第五に、リポジトリを使っているかどうかです。使っているなら、移行の判断はここで大きく変わります。
第六に、コメントが200件を超えている課題の数です。書き出しで取りこぼす分を、事前に把握しておくためです。
数え方には注意点があります。人数は招待済みのアカウントで数えます。実際に使っていない人でも席は埋まるからです。プロジェクト数は、閉じたつもりのものが残っていないかを含めて数えます。容量は、管理画面の表示をそのまま控えます。リポジトリは「使っているか」ではなく「課題番号と結び付けて使っているか」で見ます。コミットのメッセージに課題のキーを書く運用をしているなら、それは結び付けて使っている状態です。
この6つの数字が揃うと、移行の見積もりは具体的な作業時間に落とせます。移すデータの量、整える列の数、手で直す課題の件数。そのうえで、残るという判断も十分にありえます。改定後の金額を払っても、いまの運用が回っているなら、移行にかかる時間のほうが高くつくことがあるからです。判断の材料として不足があれば、よくある質問のページに移行と運用まわりの疑問がまとまっています。
Q1. Backlogから他のサービスへ、丸ごと移せるツールはありますか?
公式に案内されている「丸ごと移す変換ツール」はありません。用意されているのは、課題とコメントをCSVまたはExcelで書き出す機能、共有ファイルのダウンロード、Gitのクローン、Subversionのエクスポートといった書き出しの手段です。移行先へ入れる作業は、その受け取り側の取り込み機能を使って別途行うことになります。列の並べ替えなど、あいだの整える作業に人手が要ります。
Q2. スペースデータのバックアップを買えば移行できますか?
移行そのものには使えません。費用は50,000円(税抜)で、課題やWikiをCSV形式にし、共有ファイルや添付ファイルと一緒にGoogleドライブで受け取れるサービスです。ただし公式ヘルプは「バックアップしたデータは、Backlogにインポートできません。」と明記しています。
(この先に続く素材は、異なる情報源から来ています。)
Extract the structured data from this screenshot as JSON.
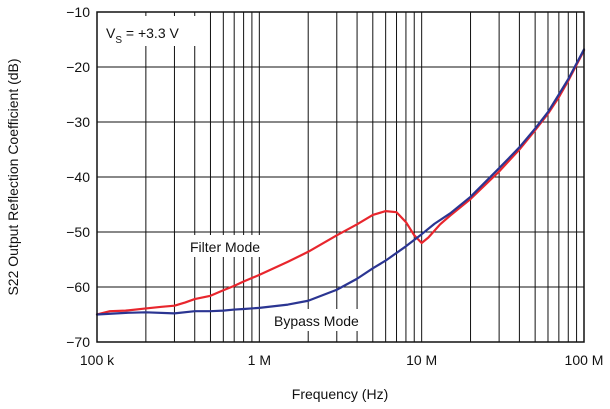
{
  "chart_data": {
    "type": "line",
    "title": "",
    "xlabel": "Frequency (Hz)",
    "ylabel": "S22 Output Reflection Coefficient (dB)",
    "x_scale": "log",
    "xlim": [
      100000,
      100000000
    ],
    "ylim": [
      -70,
      -10
    ],
    "grid": true,
    "x_ticks": [
      {
        "value": 100000,
        "label": "100 k"
      },
      {
        "value": 1000000,
        "label": "1 M"
      },
      {
        "value": 10000000,
        "label": "10 M"
      },
      {
        "value": 100000000,
        "label": "100 M"
      }
    ],
    "y_ticks": [
      {
        "value": -10,
        "label": "−10"
      },
      {
        "value": -20,
        "label": "−20"
      },
      {
        "value": -30,
        "label": "−30"
      },
      {
        "value": -40,
        "label": "−40"
      },
      {
        "value": -50,
        "label": "−50"
      },
      {
        "value": -60,
        "label": "−60"
      },
      {
        "value": -70,
        "label": "−70"
      }
    ],
    "condition": {
      "main": "V",
      "sub": "S",
      "rest": " = +3.3 V"
    },
    "series": [
      {
        "name": "Filter Mode",
        "color": "#e8262d",
        "points": [
          [
            100000,
            -65
          ],
          [
            120000,
            -64.4
          ],
          [
            150000,
            -64.3
          ],
          [
            200000,
            -63.9
          ],
          [
            250000,
            -63.6
          ],
          [
            300000,
            -63.4
          ],
          [
            350000,
            -62.8
          ],
          [
            400000,
            -62.2
          ],
          [
            500000,
            -61.6
          ],
          [
            600000,
            -60.6
          ],
          [
            700000,
            -59.8
          ],
          [
            800000,
            -59.0
          ],
          [
            1000000,
            -57.8
          ],
          [
            1500000,
            -55.4
          ],
          [
            2000000,
            -53.6
          ],
          [
            3000000,
            -50.6
          ],
          [
            4000000,
            -48.6
          ],
          [
            5000000,
            -46.9
          ],
          [
            6000000,
            -46.2
          ],
          [
            7000000,
            -46.4
          ],
          [
            8000000,
            -48.2
          ],
          [
            9000000,
            -50.6
          ],
          [
            10000000,
            -52.0
          ],
          [
            11000000,
            -51.0
          ],
          [
            13000000,
            -48.6
          ],
          [
            15000000,
            -47.0
          ],
          [
            20000000,
            -44.0
          ],
          [
            30000000,
            -39.0
          ],
          [
            40000000,
            -35.0
          ],
          [
            50000000,
            -31.5
          ],
          [
            60000000,
            -28.5
          ],
          [
            70000000,
            -25.5
          ],
          [
            80000000,
            -22.5
          ],
          [
            100000000,
            -17.0
          ]
        ]
      },
      {
        "name": "Bypass Mode",
        "color": "#2b3592",
        "points": [
          [
            100000,
            -65
          ],
          [
            150000,
            -64.7
          ],
          [
            200000,
            -64.6
          ],
          [
            300000,
            -64.8
          ],
          [
            400000,
            -64.4
          ],
          [
            500000,
            -64.4
          ],
          [
            600000,
            -64.3
          ],
          [
            700000,
            -64.1
          ],
          [
            800000,
            -64.0
          ],
          [
            1000000,
            -63.8
          ],
          [
            1500000,
            -63.2
          ],
          [
            2000000,
            -62.5
          ],
          [
            3000000,
            -60.5
          ],
          [
            4000000,
            -58.5
          ],
          [
            5000000,
            -56.6
          ],
          [
            6000000,
            -55.2
          ],
          [
            8000000,
            -52.6
          ],
          [
            10000000,
            -50.4
          ],
          [
            12000000,
            -48.5
          ],
          [
            15000000,
            -46.6
          ],
          [
            20000000,
            -43.6
          ],
          [
            30000000,
            -38.4
          ],
          [
            40000000,
            -34.6
          ],
          [
            50000000,
            -31.2
          ],
          [
            60000000,
            -28.2
          ],
          [
            70000000,
            -25.0
          ],
          [
            80000000,
            -22.2
          ],
          [
            100000000,
            -16.8
          ]
        ]
      }
    ]
  }
}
記録の保管や、書き出し操作をまとめて済ませたい場合には合いますが、移行先へ入れる作業は別に必要です。
Q3. 課題のコメントはすべて書き出せますか?
すべては書き出せません。公式ヘルプに「課題のコメントの取得上限数は200件です。」と記載があり、長く動いている課題では超過分が書き出しに含まれません。実務では、全部を移そうとせず、決定の経緯にあたるコメントだけを要約して新しい課題の本文に置く進め方が現実的です。旧環境を一定期間だけ参照用に残しておく方法も併せて検討できます。
Q4. 移行の作業で、いちばん時間がかかるのはどこですか?
書き出したデータを、移行先が受け取れる形に整える部分です。列の名前を合わせ、日付の書き方を揃え、担当者の表記を統一する作業で、ここに汎用の道具はほとんどありません。加えて、課題の状態は取り込み時に指定できない場合が多く、Backlogの一括登録でも「すべて未対応で登録されます」と案内されています。進み具合の直しも人手になります。
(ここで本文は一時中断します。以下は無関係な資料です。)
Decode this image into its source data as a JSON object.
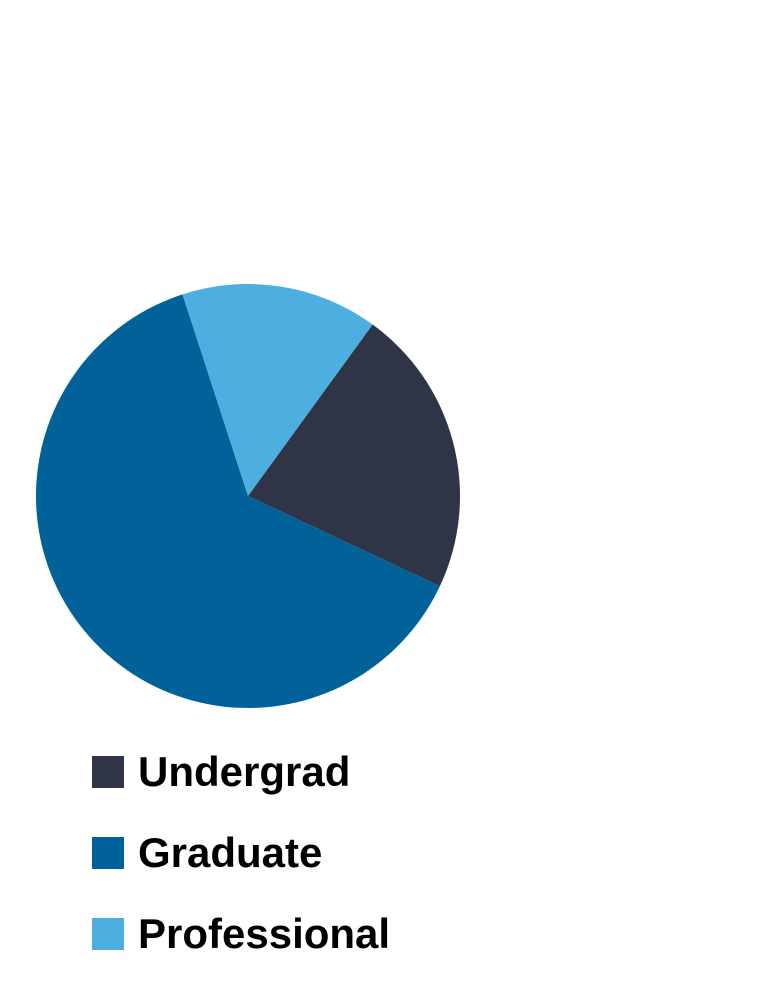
{
  "chart_data": {
    "type": "pie",
    "categories": [
      "Undergrad",
      "Graduate",
      "Professional"
    ],
    "values": [
      22,
      63,
      15
    ],
    "colors": [
      "#2f3547",
      "#006298",
      "#4daee0"
    ],
    "legend_position": "bottom-left",
    "start_angle_deg": 54,
    "direction": "clockwise"
  }
}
Q5. 移行を検討中でも、新プランの予約は必要ですか?
移行の検討とは切り離して考えたほうが安全です。スタータープラン利用中、スタンダードプランでユーザー16名以上またはプロジェクト30超、スタンダードプランでNulab Pass契約中のいずれかに当てはまる場合は予約が必須で、公式FAQは予約が無い場合について「適用開始日以降にBacklogを利用できなくなる可能性があります」と明記しています。期限は銀行振込で適用開始日の64日前、カードで2日前が目安です。